JOSEPH CONRAD
“TIFONE”
BOMPIANI, MILANO, (1902) 1987, pp. 93
“Tifone” è un racconto lungo, che Conrad pubblicò a puntate in uno dei periodi più proficui della sua carriera letteraria in lingua inglese. Egli era un marinaio polacco con una “vocazione” disomogenea rispetto alla sua famiglia, che apparteneva alla nobiltà terriera. Perse presto entrambi i genitori a seguito della deportazione in Siberia del padre a causa della sua partecipazione al movimento degli irredentisti polacchi. Nonostante il suo tutore tentasse in tutti i modi per distoglierlo dalla sua vocazione per il mare, egli navigò con la marina mercantile di vari paesi e soprattutto quella inglese per oltre 20 anni, prima di scegliere la carriera di scrittore. Conrad è noto come scrittore di racconti di avventure in ambito marinaro, ma è una classificazione secondo molti critici riduttiva.
“Tifone” ne è un esempio tipico. E’ un racconto tipicamente romanzesco, in cui il personaggio è gettato nelle peripezie del mondo come in questo caso una tempesta tropicale, che assume il senso metaforico. Quindi il racconto va oltre la tipologia del racconto marinaresco. Chi racconta i fatti, il cosiddetto “narratore interno”, è il giovane secondo ufficiale, Jukes, di un piroscafo battente bandiera siamese “Nan-Shan”, che trasporta un “carico” di 200 lavoratori cinesi (coolies), che rientra in patria con tutti i propri risparmi in dollari d’argento. Il protagonista è il capitano Mac Whirr, descritto come un uomo medio, di estrazione piccolo borghese, che per il mare rifiuta di seguire la strada da bottegaio di suo padre.
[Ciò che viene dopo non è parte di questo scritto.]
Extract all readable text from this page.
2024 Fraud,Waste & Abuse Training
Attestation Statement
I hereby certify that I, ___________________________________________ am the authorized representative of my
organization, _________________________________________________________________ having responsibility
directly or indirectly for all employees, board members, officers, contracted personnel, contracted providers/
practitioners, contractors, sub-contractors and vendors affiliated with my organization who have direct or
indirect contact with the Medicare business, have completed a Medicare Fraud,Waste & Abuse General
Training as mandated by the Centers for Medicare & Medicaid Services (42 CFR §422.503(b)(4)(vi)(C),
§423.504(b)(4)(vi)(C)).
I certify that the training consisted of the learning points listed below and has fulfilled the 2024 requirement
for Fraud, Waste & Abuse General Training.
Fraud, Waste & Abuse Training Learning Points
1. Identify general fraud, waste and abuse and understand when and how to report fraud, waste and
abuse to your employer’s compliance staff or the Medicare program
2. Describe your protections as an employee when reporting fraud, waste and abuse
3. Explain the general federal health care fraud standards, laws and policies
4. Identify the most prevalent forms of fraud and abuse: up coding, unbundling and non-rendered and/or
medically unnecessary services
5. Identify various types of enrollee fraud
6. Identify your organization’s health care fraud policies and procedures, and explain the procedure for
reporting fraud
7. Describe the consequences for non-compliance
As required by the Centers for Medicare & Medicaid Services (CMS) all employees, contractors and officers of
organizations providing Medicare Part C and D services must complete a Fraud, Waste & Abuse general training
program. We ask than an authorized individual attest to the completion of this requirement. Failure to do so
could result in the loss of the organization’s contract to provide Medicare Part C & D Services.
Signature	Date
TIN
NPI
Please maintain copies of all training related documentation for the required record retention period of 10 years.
Questo piccolo uomo, fedele ai doveri di capitano mercantile, per eseguire il suo compito e portare il piroscafo affidatogli dall’armatore e il suo carico umano a destinazione in tempi utili, affronta il mare in base a quanto ha imparato sui libri di navigazione. Ovviamente la natura nella sua potenza immane si incarica di smentirlo. Egli sottovalutando la portata del pericolo incombente, decide di attraversare il tifone, che squassa la sua vita, quella dell’equipaggio e del carico umano di coolies. Ciò dà modo all’autore di descrivere il tifone, con grande realismo e figurativismo espressionista di enorme potenza, in cui Conrad era maestro perché attingeva alla propria esperienza. Descrive il mare, che tratta il piroscafo come un fuscello, compreso l’attraversamento dell’occhio del ciclone, cioè il centro dove i venti sono assenti e il mare è piatto.
Il capitano Mac Whirr riesce nel suo intento anche costringendo – nel pieno della tempesta – il suo giovane secondo a sedare la rissa dei coolies cinesi, che si scatena nella stiva quando il mare grosso rovescia le loro cassette e disperde in giro tutti i loro risparmi. Giunto in porto il capitano trova anche una soluzione equa e ragionevole per ri-distribuire i dollari d’argento, dispersi e accumulati tutti insieme, ai loro proprietari.
La conclusione del racconto è: “In quanto al comandante, l’altro giorno mi ha fatto osservare: ‘Ci sono cose delle quali i libri non parlano affatto’. A me sembra che per essere uno sciocco se la sia cavata molto, molto bene”. Chi parla è il secondo Jukes e ciò dimostra quanto tutto il racconto sia una lunga metafora continuata, dunque un’allegoria, in cui un uomo usuale, semplice, piccolo borghese, viene strappato dalle sue sicurezze mal riposte e trascinato dalla vita e della natura ad imparare cose inusitate. Il prorompere del naturale, della forza primeva della natura, rappresentata dal tifone, sicuramente ha a che fare con l’emergere di un inconscio primitivo. Penso che in questo stia l’attrazione irresistibile che il mare esercitava su Conrad.